Em dezembro de 2025, o Corpo de Bombeiros de São Francisco se tornou o maior departamento dos Estados Unidos a substituir completamente seus EPIs por versões livres de PFAS — todos os 1.100 conjuntos foram trocados. O departamento também implementou testes não destrutivos (wipe testing) que permitem avaliar a contaminação dos EPIs sem retirá-los de serviço.

A Realidade Alarmante no Brasil

No Brasil, a consciência sobre PFAS nos EPIs é virtualmente inexistente.
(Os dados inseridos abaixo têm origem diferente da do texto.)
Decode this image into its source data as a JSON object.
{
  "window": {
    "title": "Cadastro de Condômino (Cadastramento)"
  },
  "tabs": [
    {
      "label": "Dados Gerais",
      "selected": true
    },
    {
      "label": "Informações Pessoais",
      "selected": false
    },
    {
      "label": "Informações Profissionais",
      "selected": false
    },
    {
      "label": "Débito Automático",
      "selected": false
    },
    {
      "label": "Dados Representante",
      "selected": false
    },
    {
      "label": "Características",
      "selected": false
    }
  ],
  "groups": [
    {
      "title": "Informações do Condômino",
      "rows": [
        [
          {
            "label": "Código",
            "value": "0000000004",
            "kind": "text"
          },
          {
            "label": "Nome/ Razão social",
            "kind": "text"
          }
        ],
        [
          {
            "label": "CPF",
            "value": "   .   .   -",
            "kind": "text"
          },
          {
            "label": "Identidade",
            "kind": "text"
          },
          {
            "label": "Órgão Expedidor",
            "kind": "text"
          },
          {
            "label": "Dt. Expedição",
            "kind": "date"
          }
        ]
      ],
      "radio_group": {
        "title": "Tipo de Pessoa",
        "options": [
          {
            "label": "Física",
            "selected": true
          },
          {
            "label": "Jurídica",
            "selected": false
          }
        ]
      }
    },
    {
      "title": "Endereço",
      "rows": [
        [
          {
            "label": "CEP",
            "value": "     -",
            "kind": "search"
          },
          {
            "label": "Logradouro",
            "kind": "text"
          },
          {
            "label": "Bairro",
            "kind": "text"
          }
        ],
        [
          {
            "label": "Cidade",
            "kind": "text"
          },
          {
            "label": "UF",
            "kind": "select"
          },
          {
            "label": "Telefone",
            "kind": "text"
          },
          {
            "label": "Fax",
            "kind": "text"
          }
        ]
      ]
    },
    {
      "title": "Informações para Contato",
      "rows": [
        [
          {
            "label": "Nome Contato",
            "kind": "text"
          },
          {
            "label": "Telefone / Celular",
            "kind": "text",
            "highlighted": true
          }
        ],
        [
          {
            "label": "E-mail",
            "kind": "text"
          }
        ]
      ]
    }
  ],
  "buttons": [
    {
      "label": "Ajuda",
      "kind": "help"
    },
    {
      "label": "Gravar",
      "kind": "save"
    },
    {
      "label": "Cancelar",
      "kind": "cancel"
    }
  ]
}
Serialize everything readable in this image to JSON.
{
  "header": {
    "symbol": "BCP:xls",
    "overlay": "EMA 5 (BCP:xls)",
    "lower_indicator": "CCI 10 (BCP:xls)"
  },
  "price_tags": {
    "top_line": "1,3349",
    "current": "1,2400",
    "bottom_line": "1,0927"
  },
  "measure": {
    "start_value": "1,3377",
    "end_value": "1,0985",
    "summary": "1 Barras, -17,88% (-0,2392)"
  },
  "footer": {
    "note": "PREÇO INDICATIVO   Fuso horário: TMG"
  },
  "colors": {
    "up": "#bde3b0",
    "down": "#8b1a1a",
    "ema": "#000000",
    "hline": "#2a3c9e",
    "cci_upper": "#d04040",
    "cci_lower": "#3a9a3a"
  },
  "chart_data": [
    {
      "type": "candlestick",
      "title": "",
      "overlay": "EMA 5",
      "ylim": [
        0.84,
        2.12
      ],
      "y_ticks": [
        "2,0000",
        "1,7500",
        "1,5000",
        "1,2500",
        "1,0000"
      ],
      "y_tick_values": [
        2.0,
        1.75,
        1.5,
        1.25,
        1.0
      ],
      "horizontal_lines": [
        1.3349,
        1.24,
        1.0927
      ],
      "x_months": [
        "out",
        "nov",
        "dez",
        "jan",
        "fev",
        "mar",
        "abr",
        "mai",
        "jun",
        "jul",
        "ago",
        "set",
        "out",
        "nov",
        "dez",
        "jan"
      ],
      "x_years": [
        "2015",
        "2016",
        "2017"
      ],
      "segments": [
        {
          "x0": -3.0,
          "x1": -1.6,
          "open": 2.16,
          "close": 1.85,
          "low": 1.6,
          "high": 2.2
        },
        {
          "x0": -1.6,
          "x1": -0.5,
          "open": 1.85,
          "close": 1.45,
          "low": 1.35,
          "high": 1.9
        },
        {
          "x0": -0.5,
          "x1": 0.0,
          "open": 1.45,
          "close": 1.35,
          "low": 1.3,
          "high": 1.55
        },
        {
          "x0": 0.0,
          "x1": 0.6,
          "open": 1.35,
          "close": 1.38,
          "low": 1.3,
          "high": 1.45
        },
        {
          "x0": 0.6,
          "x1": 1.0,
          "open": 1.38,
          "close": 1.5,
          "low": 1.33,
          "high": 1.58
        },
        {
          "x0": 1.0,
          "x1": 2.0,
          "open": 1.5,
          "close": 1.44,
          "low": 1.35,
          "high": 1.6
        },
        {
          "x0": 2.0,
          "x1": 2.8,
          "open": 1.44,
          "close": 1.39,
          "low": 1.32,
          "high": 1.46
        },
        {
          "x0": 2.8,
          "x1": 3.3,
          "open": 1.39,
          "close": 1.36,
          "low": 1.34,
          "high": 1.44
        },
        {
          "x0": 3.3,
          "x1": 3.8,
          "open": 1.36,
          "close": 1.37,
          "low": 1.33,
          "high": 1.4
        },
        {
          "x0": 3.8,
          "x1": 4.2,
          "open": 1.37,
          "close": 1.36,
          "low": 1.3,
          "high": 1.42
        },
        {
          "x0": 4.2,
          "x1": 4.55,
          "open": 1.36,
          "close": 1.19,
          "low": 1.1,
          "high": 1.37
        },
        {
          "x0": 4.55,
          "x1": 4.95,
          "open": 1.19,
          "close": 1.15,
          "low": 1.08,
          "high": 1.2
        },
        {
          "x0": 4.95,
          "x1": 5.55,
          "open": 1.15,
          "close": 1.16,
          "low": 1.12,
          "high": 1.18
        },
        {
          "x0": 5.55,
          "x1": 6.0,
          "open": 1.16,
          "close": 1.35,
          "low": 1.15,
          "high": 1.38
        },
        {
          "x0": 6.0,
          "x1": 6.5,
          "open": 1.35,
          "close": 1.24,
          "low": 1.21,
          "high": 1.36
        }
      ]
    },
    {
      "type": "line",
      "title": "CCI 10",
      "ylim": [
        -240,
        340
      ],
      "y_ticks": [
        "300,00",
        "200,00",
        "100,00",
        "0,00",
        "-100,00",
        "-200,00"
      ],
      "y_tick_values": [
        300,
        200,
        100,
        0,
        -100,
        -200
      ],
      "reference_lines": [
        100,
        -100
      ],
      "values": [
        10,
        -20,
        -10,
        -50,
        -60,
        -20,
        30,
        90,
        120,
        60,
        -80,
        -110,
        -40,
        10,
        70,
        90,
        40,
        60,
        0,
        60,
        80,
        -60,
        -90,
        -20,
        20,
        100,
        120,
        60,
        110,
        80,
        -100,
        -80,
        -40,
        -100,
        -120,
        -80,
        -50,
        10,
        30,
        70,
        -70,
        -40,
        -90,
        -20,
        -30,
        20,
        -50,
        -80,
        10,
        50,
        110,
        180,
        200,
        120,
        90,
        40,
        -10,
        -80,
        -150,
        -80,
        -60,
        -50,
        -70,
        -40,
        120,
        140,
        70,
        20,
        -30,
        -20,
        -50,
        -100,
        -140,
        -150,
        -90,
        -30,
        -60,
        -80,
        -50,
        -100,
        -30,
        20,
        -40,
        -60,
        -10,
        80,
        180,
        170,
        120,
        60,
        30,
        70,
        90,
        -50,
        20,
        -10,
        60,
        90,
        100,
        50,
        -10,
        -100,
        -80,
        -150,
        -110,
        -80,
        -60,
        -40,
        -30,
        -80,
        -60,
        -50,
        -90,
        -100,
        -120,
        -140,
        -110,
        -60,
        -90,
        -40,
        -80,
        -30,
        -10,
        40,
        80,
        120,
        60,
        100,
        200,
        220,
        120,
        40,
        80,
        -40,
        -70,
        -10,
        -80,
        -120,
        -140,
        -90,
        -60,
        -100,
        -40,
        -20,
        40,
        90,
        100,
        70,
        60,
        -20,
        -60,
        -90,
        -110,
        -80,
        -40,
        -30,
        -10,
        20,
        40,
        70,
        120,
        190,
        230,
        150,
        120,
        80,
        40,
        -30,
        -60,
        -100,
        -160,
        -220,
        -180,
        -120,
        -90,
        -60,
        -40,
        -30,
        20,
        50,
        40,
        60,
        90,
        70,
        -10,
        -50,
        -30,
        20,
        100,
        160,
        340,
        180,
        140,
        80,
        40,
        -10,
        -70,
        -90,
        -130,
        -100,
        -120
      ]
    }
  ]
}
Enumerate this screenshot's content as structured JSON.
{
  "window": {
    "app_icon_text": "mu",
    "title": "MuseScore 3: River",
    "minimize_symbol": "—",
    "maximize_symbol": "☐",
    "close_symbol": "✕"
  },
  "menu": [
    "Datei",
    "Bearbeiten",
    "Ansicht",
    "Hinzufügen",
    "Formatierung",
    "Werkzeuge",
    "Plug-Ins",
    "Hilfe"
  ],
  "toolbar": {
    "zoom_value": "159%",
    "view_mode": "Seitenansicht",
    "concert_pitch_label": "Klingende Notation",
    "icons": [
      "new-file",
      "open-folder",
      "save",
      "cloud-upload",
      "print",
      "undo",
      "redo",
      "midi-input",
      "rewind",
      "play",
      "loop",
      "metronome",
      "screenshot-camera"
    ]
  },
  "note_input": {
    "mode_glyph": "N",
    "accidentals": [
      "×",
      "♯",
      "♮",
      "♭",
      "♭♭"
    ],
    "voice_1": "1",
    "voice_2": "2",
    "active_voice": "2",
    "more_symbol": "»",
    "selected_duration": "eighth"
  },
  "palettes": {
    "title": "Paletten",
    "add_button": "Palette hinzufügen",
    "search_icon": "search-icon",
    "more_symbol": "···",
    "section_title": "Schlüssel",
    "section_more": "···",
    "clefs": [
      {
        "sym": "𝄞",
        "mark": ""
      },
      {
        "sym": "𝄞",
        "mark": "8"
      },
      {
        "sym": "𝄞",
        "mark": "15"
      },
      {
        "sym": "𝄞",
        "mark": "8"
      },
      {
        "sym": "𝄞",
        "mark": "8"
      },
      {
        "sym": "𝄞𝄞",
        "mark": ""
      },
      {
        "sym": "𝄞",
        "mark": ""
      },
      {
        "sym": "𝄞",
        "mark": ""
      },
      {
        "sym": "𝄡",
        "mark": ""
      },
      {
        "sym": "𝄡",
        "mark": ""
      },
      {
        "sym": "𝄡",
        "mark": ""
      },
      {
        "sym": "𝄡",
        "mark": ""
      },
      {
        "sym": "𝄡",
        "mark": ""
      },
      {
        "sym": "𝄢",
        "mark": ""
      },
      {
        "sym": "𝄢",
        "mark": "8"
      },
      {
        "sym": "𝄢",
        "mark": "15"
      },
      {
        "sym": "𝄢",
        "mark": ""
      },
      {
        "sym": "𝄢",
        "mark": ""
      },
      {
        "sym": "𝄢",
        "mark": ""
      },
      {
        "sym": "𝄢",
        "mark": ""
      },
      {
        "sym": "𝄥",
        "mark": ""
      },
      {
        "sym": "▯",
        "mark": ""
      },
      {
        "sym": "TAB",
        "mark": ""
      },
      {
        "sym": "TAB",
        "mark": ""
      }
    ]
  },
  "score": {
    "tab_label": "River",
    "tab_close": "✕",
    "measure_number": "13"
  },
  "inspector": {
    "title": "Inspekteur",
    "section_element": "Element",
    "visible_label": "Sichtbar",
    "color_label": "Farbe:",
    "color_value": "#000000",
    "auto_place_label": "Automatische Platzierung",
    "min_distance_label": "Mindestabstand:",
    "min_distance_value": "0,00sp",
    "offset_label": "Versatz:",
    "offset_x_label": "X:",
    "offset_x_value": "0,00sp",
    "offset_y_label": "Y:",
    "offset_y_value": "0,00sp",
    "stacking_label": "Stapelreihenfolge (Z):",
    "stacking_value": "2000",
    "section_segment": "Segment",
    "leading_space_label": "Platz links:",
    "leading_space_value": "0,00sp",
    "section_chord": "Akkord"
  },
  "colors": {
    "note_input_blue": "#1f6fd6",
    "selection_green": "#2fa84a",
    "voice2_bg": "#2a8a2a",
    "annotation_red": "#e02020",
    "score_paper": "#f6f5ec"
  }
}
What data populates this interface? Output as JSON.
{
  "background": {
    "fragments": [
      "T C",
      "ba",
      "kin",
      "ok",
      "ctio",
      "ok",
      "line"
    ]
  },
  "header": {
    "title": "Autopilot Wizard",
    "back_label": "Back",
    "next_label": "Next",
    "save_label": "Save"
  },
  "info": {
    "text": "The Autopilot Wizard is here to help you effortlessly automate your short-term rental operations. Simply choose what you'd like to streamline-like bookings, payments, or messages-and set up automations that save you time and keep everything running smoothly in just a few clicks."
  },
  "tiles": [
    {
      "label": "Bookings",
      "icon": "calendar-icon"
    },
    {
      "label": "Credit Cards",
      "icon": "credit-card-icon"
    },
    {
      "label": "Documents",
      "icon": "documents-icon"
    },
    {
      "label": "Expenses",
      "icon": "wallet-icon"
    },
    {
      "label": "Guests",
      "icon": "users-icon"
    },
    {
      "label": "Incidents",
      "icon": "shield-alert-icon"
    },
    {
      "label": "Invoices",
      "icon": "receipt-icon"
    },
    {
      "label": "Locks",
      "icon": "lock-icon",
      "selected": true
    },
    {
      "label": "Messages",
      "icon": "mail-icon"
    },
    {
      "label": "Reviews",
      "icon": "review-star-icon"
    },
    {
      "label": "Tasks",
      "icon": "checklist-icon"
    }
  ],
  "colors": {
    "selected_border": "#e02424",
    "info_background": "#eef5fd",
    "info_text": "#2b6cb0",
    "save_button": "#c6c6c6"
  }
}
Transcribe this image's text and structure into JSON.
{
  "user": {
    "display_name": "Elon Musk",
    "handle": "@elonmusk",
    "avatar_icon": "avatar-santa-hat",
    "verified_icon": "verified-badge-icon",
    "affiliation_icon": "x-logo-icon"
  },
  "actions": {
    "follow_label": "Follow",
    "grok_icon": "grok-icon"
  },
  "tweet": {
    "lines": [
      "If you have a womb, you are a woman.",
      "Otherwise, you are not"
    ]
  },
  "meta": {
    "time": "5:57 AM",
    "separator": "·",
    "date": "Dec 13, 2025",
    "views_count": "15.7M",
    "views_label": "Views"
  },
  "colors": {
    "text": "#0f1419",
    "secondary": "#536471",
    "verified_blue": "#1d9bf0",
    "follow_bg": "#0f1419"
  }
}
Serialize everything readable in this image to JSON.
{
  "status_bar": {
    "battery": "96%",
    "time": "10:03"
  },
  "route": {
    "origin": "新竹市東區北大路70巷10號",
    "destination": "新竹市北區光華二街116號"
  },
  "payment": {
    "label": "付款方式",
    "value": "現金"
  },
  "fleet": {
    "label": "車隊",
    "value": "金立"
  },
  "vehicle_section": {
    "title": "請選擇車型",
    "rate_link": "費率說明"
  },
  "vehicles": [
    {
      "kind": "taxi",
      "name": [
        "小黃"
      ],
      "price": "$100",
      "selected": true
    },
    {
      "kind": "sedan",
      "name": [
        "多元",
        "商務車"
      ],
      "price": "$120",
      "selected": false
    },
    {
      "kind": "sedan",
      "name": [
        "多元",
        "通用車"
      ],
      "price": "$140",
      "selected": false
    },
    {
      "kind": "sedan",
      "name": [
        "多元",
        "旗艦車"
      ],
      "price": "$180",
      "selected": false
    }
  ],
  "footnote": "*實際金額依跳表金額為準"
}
A situação é agravada por práticas que maximizam a exposição:

  • EPIs armazenados em dormitórios e alojamentos — contaminando o ambiente onde os bombeiros descansam e dormem
  • Ausência de protocolos de descontaminação grosseira — após incêndios, é comum que o bombeiro simplesmente tire o EPI e o guarde sujo
  • EPIs transportados em veículos particulares — levando contaminantes para dentro de casa
  • Falta de lavagem especializada — muitos CBMs não possuem extratoras industriais para limpeza adequada dos EPIs
  • Nenhuma exigência regulatória sobre PFAS — o Brasil não possui legislação equivalente à da Califórnia

Medidas Imediatas Que Todo Bombeiro Pode Adotar

Mesmo sem mudanças institucionais, há ações individuais que reduzem significativamente a exposição:

  1. Nunca leve o EPI para áreas de convivência — vestiários, dormitórios e refeitórios devem ser zonas livres de EPI
  2. Lave as mãos após manusear o EPI — o contato com luvas e jaqueta transfere PFAS para a pele
  3. Limpe a cabine da viatura após cada incêndio — partículas de fuligem e PFAS se depositam nas superfícies
  4. Realize descontaminação grosseira no local — escovação com água e detergente neutro antes de guardar o EPI
  5. Não seque o EPI ao sol sobre superfícies de contato — use áreas ventiladas e dedicadas
  6. Exija lavagem periódica adequada — com extratoras industriais, conforme recomendação do fabricante

Conclusão

O PFAS é um inimigo que não se vê, não se cheira e não se sente — mas está ali, em cada fibra do EPI que o Bombeiro Militar veste para proteger vidas. A ironia é cruel: o equipamento que protege contra o fogo pode estar causando doenças que matam anos depois.

A proteção do bombeiro não termina quando o fogo se apaga. Começa aí.